Subject: Re: Pause for keystroke
From: Erik Naggum <erik@naggum.net>
Date: Sat, 06 Oct 2001 13:19:20 GMT
Newsgroups: comp.lang.lisp
Message-ID: <3211363159251860@naggum.net>

* Andras Simon
| And what if you want to read (as opposed to read-line) something, but
| newline is OK, too? I'm asking this because I'm slightly irritated by
| having to type something to CMUCL's toplevel in order to get back the
| prompt if the previous output wasn't terminated by a newline.

  This is not a trivial problem, unfortunately.  The most appropriate way
  to read Common Lisp input from an untrusted source is to obey the rules
  of the source, and if that is lines instead of expressions, you need to
  work with prompts and various forms of input editing.  E.g., it would be
  nice if the prompt could contain an indication of unclosed delimiters, as
  well as some way to discard the unfinished form.  The only time it is
  appropriate to call the function read directly is when you "know" that
  the source will contain a Common Lisp expression, or, in other words,
  when you are prepared to deal with errors coming from violating that
  knowledge.  (This is why it is a very good idea to use Emacs interfaces
  to Common Lisp environments.)

  E.g., if you want to read interactive user input, I think the appropriate
  way to do this is to collect a syntactically valid form first, _then_
  process it.  Many input processors tend to be built around the assumption
  that it is easier to backtrack than to validate before processing.  Much
  of the parsing literature that exists unquestioningly _assumes_ that the
  _only_ way to get any match at all is to confuse the validation and
  parsing processes.  This is in part caused by the largely unfounded
  belief in context-free grammars, which has many strongly appealing
  theoretical aspects, but also a large number of negative human factors
  that detract from readability and processability.  (The influence of
  these bad theories on the retarded notion of "ambiguity" in SGML/XML/etc
  has caused a large increase in the cost of designing document types and
  applications, not the least that of educating/training/hurting developers
  and users alike so they stop wanting something completely reasonable.)

  Part of the problem of this mode of thinking is that most streams are
  very naively implemented one-pass structures.  E.g., if you want to
  collect a line of input, you copy characters from the stream (buffer) to
  some (other) buffer while looking for a line terminator character.  If
  you could instead push a "mark" on the stream (buffer), tell the stream
  to skip characters until a line terminator was seen, and return with it,
  you could extract the portion of the buffer from the mark until the
  current position, if you needed to: it should also be possible to refer
  to the characters in the stream buffer via a displaced array.  Naturally,
  the simple-minded single-buffer approach to buffering input and output is
  also at fault.  As long as you refill the same buffer with new data, you
  cannot work with buffer marks.  (Neither can you ask the operating system
  to kindly pre-fill the next buffer while you are doing something else, so
  you end up with a _guessing_ operating system and completely unnecessary
  delays at the buffer edges.)  Designing an SGML entity manager and parser
  around these ideas (in 1993-1994) caused a dramatic 5-fold speed increase
  over the naive C stream implementation.
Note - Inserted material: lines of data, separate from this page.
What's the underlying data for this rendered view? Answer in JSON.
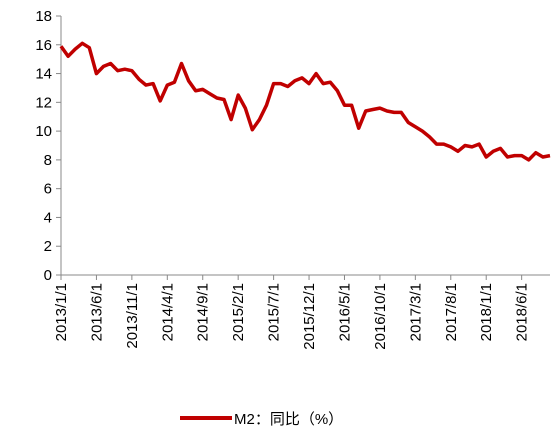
{
  "chart_data": {
    "type": "line",
    "categories": [
      "2013/1/1",
      null,
      null,
      null,
      null,
      "2013/6/1",
      null,
      null,
      null,
      null,
      "2013/11/1",
      null,
      null,
      null,
      null,
      "2014/4/1",
      null,
      null,
      null,
      null,
      "2014/9/1",
      null,
      null,
      null,
      null,
      "2015/2/1",
      null,
      null,
      null,
      null,
      "2015/7/1",
      null,
      null,
      null,
      null,
      "2015/12/1",
      null,
      null,
      null,
      null,
      "2016/5/1",
      null,
      null,
      null,
      null,
      "2016/10/1",
      null,
      null,
      null,
      null,
      "2017/3/1",
      null,
      null,
      null,
      null,
      "2017/8/1",
      null,
      null,
      null,
      null,
      "2018/1/1",
      null,
      null,
      null,
      null,
      "2018/6/1",
      null,
      null,
      null,
      null
    ],
    "series": [
      {
        "name": "M2：同比（%）",
        "color": "#c00000",
        "values": [
          15.9,
          15.2,
          15.7,
          16.1,
          15.8,
          14.0,
          14.5,
          14.7,
          14.2,
          14.3,
          14.2,
          13.6,
          13.2,
          13.3,
          12.1,
          13.2,
          13.4,
          14.7,
          13.5,
          12.8,
          12.9,
          12.6,
          12.3,
          12.2,
          10.8,
          12.5,
          11.6,
          10.1,
          10.8,
          11.8,
          13.3,
          13.3,
          13.1,
          13.5,
          13.7,
          13.3,
          14.0,
          13.3,
          13.4,
          12.8,
          11.8,
          11.8,
          10.2,
          11.4,
          11.5,
          11.6,
          11.4,
          11.3,
          11.3,
          10.6,
          10.3,
          10.0,
          9.6,
          9.1,
          9.1,
          8.9,
          8.6,
          9.0,
          8.9,
          9.1,
          8.2,
          8.6,
          8.8,
          8.2,
          8.3,
          8.3,
          8.0,
          8.5,
          8.2,
          8.3
        ]
      }
    ],
    "ylim": [
      0,
      18
    ],
    "yticks": [
      0,
      2,
      4,
      6,
      8,
      10,
      12,
      14,
      16,
      18
    ],
    "legend": "bottom"
  }
}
  So much interesting work remains in the Common Lisp reader if one wants
  to support a better interactive environment, and that includes _much_
  better error recovery when reading Common Lisp files that have not been
  produced by a competent expression-oriented environment like Emacs with
  an intelligent user.  The common way of de-coupling the input processing
  from the "terminal" also leaves much to be desired.  Those who remember
  TOPS-20's command line processor will know what I mean and miss, but
  others may need to have several layers of blinders removed after only
  having been exposed to the ultra-primitive Microsoft command line and
  only somewhat better Unix command line, especially if they think that GNU
  readline is an improvement.  A typewriter remain a typewriter no matter
  how much chrome you add to it, and Unix even has an error message to tell
  you that you have violated its assumptions: "ENOTTY -- Not a typewriter".
  Unfortunately, nigh the whole world is now duped into thinking that silly
  fill-in forms on web pages is the way to do user interfaces.  It is not
  unlikely that this is a sort of improvement over the typewriter, but that
  is about all there is to it.

///